Monday, March 15, 2021

D&C 25:3 The Lord doesn't limit how many chosen he has, rather it is our hearts and obedience that count us as one of His chosen

God does not have a list of favorites to which we must hope our names will someday be added. He does not limit “the chosen” to a restricted few. Rather, it is our hearts and our aspirations and our obedience which determine whether we are counted as one of God’s chosen. (Elder David A. Bednar, Ensign, May 2005)

“If you really want to be like the Lord – more than any thing or any one else – you will remember that your adoration of Jesus is best shown by your emulation of Him.” (President Russell M. Nelson, Ensign, May 1997)

Wednesday, March 3, 2021

D&C 21 Elder Holland Story of personal worthiness

 Elder Holland. The Value of Personal Worthiness.

Many years ago now, long before I was called as a General Authority, I participated as a speaker in a young adult conference. The conference concluded with a testimony meeting in which a handsome, young returned missionary stood up to bear his testimony. He looked good, clean, and confident—just like a returned missionary should look.

As he began to speak, tears came to his eyes. He said he was grateful to stand in the midst of such a terrific group of young Latter-day Saints and to feel good about the life he was trying to lead. But that feeling had only been possible, he said, because of an experience he had had a few years earlier, an experience that had shaped his life forever.

He then told of coming home from a date shortly after he had been ordained an elder at age 18. Something had happened on this date of which he was not proud. He did not go into any details, nor should he have done so in a public setting. To this day I do not know the nature of the incident, but it was significant enough to him to have affected his spirit and his self-esteem.

As he sat in his car for a while in the driveway of his own home, thinking things through and feeling genuine sorrow for whatever had happened, his nonmember mother came running frantically from the house straight to his car. In an instant she conveyed that this boy’s younger brother—I do not know what the age of the younger boy was—had just fallen in the home, had hit his head sharply and was having some kind of seizure or convulsion. The nonmember father had immediately called 911, but it would take some time at best for help to come.

“Come and do something,” she cried. “Isn’t there something you do in your Church at times like this? You have their priesthood. Come and do something.”

His mother didn’t know a lot about the Church at that point, but she knew something of priesthood blessings. Nevertheless, on this night when someone he loved dearly needed his faith and his strength, this young man could not respond. Given the feelings he had just been wrestling with, and the compromise he felt he had just made—whatever that was—he could not bring himself to go before the Lord and ask for the blessing that was needed.

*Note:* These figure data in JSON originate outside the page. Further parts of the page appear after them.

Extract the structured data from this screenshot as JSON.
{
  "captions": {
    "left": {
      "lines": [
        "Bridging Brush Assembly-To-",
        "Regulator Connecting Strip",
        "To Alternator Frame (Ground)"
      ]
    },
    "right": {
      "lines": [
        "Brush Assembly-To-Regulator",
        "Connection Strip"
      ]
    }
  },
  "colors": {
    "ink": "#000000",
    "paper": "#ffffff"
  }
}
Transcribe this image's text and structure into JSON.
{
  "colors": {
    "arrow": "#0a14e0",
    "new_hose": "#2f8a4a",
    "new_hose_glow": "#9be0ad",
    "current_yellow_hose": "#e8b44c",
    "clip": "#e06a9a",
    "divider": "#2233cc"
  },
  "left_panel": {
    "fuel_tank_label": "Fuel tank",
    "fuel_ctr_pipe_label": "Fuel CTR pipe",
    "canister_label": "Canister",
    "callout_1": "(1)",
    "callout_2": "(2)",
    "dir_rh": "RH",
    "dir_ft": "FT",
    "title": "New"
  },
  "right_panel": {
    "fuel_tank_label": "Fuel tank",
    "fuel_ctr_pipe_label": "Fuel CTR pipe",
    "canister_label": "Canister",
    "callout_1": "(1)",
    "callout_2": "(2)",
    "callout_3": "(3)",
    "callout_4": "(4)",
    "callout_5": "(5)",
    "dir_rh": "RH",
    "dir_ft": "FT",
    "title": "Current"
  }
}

He bolted from the car and ran down the street several hundred yards to the home of a worthy older man who had befriended him in the ward ever since the boy’s conversion two or three years earlier. An explanation was given, the older brother responded, and the two were back at the house still well before the paramedics arrived. The happy ending of this story as told in that testimony meeting was that this older man instantly gave a sweet, powerful priesthood blessing, leaving the injured child stable and resting by the time medical help arrived. A quick trip to the hospital and a thorough exam there revealed no permanent damage had been done. A very fearful moment for this family had passed.

Then the returned missionary of whom I speak said this: “No one who has not faced what I faced that night will ever know the shame I felt and the sorrow I bore for not feeling worthy to use my priesthood. It is an even more painful memory for me because it was my own little brother who needed me, and my beloved nonmember parents who were so fearful and who had a right to expect more of me. But as I stand before you today I can promise you this,” he said. “I am not perfect, but from that night onward I have never done anything that would keep me from going before the Lord with confidence and asking for His help when it is needed. Personal worthiness is a battle in this world in which we live,” he acknowledged, “but it is a battle I am winning. I have felt the finger of condemnation pointing at me once in my life, and I don’t intend to feel it ever again if I can do anything about it. And, of course,” he concluded, “I can do everything about it.” (Elder Holland, “Let Virtue Garnish Thy Thoughts Unceasingly” From a youth fireside given on December 31, 2006.)